5.
De
Basis van het Geloof
Eeuwenlang
heeft de islam zich hardnekkig verzet tegen de
Sanathana Dharma - de eeuwige goddelijke wetten.
Het probleem werd nog vergroot door de politieke
onderwerping van de hindoes. De roep 'Allaho-Akbar'
weergalmde overal en vormde een rechtstreekse bedreiging
voor de cultuur van Bharat die de zieners door de eeuwen
heen hadden bewaard. Er is geen ander volk geweest dat
zolang in diepe angst heeft geleefd. Maar de eeuwige
rechtschapenheid (dharma) van dit land, altijd
fris en vitaal, heeft de beproevingen doorstaan en
tegenwoordig is deze Sanathana Dharma even
levensvatbaar en waardevol als ooit. Deze is in staat
elke uitdaging te aanvaarden, uit welke richting die ook
komt. De tekenen wijzen erop dat deze cultuur in onze
tijd een krachtige, overheersende rol speelt. Zij is
zelfs zover gereed dat zij kan voortmarcheren om haar
positieve invloed op grotere terreinen uit te oefenen.

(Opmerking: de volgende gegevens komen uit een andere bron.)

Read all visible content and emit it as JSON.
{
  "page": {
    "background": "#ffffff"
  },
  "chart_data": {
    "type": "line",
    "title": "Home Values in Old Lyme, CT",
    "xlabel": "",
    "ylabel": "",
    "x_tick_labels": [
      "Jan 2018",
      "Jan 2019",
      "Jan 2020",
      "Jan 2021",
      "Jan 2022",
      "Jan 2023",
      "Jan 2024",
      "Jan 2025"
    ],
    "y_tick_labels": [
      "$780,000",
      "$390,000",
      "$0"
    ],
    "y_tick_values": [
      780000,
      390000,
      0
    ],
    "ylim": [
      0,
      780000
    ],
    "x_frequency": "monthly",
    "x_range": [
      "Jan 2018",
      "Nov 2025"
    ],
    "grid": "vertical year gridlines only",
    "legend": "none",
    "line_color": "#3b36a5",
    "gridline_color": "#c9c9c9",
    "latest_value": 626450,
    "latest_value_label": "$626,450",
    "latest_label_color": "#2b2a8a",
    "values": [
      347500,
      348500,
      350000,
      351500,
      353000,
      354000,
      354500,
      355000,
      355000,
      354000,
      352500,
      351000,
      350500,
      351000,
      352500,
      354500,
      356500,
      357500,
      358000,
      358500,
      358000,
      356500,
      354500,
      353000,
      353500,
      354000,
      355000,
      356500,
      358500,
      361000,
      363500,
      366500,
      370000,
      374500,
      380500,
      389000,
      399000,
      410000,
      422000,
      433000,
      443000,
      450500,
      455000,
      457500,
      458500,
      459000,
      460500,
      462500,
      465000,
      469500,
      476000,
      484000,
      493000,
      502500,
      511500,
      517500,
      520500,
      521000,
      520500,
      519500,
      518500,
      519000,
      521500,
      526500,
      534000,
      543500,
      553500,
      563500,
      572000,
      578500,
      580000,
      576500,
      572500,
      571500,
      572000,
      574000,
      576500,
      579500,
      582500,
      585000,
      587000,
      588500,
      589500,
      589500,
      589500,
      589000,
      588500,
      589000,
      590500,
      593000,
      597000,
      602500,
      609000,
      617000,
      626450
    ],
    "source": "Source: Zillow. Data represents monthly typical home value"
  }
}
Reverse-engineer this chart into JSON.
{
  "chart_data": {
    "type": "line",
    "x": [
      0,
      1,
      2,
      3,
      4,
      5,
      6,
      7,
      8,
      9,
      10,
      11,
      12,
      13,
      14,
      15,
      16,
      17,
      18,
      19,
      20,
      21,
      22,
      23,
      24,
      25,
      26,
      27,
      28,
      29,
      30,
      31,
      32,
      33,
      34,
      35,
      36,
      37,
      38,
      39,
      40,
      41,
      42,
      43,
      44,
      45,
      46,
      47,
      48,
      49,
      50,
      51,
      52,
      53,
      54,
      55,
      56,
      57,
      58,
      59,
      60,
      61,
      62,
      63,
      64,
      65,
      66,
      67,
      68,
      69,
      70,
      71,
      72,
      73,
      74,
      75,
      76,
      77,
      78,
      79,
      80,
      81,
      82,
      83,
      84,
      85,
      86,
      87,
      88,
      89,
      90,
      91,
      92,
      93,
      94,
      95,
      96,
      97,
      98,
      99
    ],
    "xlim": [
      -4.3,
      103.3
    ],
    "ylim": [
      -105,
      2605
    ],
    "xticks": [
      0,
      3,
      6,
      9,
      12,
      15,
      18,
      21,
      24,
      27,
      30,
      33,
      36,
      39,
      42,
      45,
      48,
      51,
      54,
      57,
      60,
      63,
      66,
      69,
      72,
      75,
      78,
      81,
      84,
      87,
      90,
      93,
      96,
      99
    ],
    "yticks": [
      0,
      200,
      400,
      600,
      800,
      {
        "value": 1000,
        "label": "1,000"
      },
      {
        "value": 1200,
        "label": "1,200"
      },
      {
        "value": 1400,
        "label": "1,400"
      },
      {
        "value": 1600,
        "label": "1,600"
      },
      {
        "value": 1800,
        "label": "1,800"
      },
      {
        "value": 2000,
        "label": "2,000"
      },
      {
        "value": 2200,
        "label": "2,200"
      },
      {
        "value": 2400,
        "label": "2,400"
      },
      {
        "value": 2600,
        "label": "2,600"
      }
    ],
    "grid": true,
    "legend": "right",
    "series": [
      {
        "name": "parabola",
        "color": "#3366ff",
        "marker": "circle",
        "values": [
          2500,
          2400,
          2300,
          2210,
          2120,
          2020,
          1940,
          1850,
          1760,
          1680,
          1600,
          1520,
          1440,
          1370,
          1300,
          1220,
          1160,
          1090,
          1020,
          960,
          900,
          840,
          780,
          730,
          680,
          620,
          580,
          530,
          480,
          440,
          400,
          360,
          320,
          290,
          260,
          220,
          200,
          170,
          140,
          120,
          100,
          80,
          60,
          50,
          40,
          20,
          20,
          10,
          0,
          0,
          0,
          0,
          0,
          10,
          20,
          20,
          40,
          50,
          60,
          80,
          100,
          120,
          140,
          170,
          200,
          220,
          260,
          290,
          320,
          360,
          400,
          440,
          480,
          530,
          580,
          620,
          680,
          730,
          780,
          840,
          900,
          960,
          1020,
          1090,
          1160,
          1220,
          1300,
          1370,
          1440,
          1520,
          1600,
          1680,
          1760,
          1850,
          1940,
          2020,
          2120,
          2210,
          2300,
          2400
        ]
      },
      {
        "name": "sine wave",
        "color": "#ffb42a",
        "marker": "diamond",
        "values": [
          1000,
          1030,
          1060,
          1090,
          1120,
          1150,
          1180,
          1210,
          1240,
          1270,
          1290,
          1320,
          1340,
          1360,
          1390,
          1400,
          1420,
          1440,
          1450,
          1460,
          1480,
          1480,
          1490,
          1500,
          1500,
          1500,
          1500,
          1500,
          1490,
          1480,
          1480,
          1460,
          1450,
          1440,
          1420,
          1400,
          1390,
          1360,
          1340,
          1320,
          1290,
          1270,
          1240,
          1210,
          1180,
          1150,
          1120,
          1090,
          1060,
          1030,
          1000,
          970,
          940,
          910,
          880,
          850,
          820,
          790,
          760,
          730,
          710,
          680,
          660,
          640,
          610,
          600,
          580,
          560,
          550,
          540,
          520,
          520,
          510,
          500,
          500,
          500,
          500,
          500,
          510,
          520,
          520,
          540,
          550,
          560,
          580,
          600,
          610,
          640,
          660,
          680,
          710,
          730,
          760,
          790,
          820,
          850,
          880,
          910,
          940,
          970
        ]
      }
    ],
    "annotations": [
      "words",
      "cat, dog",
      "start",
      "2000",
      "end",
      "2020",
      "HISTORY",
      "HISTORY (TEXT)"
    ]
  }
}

Uitbreiding is immers een teken van
leven!
Theorie
en praktijk van de Indiase cultuur, de levensopvattingen
en gevoelens die daarin als een heilige schat worden
bewaard, blijven in deze tijd niet rustig binnen de
grenzen van dit subcontinent. Of wij het prettig vinden
of niet, zij vinden hun weg naar andere landen en worden
daar gemeengoed. De voornaamste ideeën, de
belangrijkste Indiase denkbeelden, dringen door tot de
literatuur van die volkeren en beïnvloeden hun
denkwijze. In een paar landen en bij enkele volkeren
hebben deze ideeën zelfs zonder enige tegenstand een
dominerende plaats gekregen. Als bijdrage aan de vrede en
welvaart van de gehele wereld, heeft Bharat een
hoeveelheid spirituele wijsheid te bieden van onschatbare
waarde. Deze bijdrage heeft een grotere zielsverheffende
functie dan die van enig ander land. Zij is van
fundamenteel belang, dringender nodig en kostbaarder dan
alles wat andere naties te geven hebben. Dit feit begint
de gehele mensheid nu langzamerhand duidelijk te
worden.
De vroege voorvaderen
van ons land hadden ook geen aversie tegen andere
problemen [bew.].
Evenals andere volkeren probeerden ook zij de geheimen
van de stoffelijke wereld te ontsluieren. En ook op dit
gebied verkreeg dit verbazingwekkende volk met de inzet
van zijn scherpzinnig intellect resultaten die de
stoutste dromen van mensen in andere landen
overtroffen.
Het einddoel van
onderwijs en opvoeding, het hoogste streven van alle
kennisoverdracht, is de mens bewust te maken van het
'universele in hem wonende onpersoonlijke principe'. Dat
is de waarheid die de Veda's met luide stem
verkondigen. De zieners en wijsgeren van Bharat begonnen
onverschrokken aan dit avontuur. De eeuwig wisselende
facetten van de natuur, het ontstaan en vergaan die zij
bewerkstelligt, zijn misschien een prachtig onderwerp
voor studie. Maar onze wijzen verkondigden dat het alles
overstijgende principe dat het universum doordringt, de
onveranderlijke eeuwigheid, de belichaming van
onsterfelijke, onvergankelijke ananda,
verblijfplaats van de onaantastbare, onverminderde vrede,
de laatste toevlucht van de individuele Ziel
(jivi) - de hoogste vorm van wetenschap is die de
mens moet verwerven.
De kennis omtrent
principes die van kracht zijn in de stoffelijke wereld
kan mensen hoogstens voorzien van voedsel en kleding.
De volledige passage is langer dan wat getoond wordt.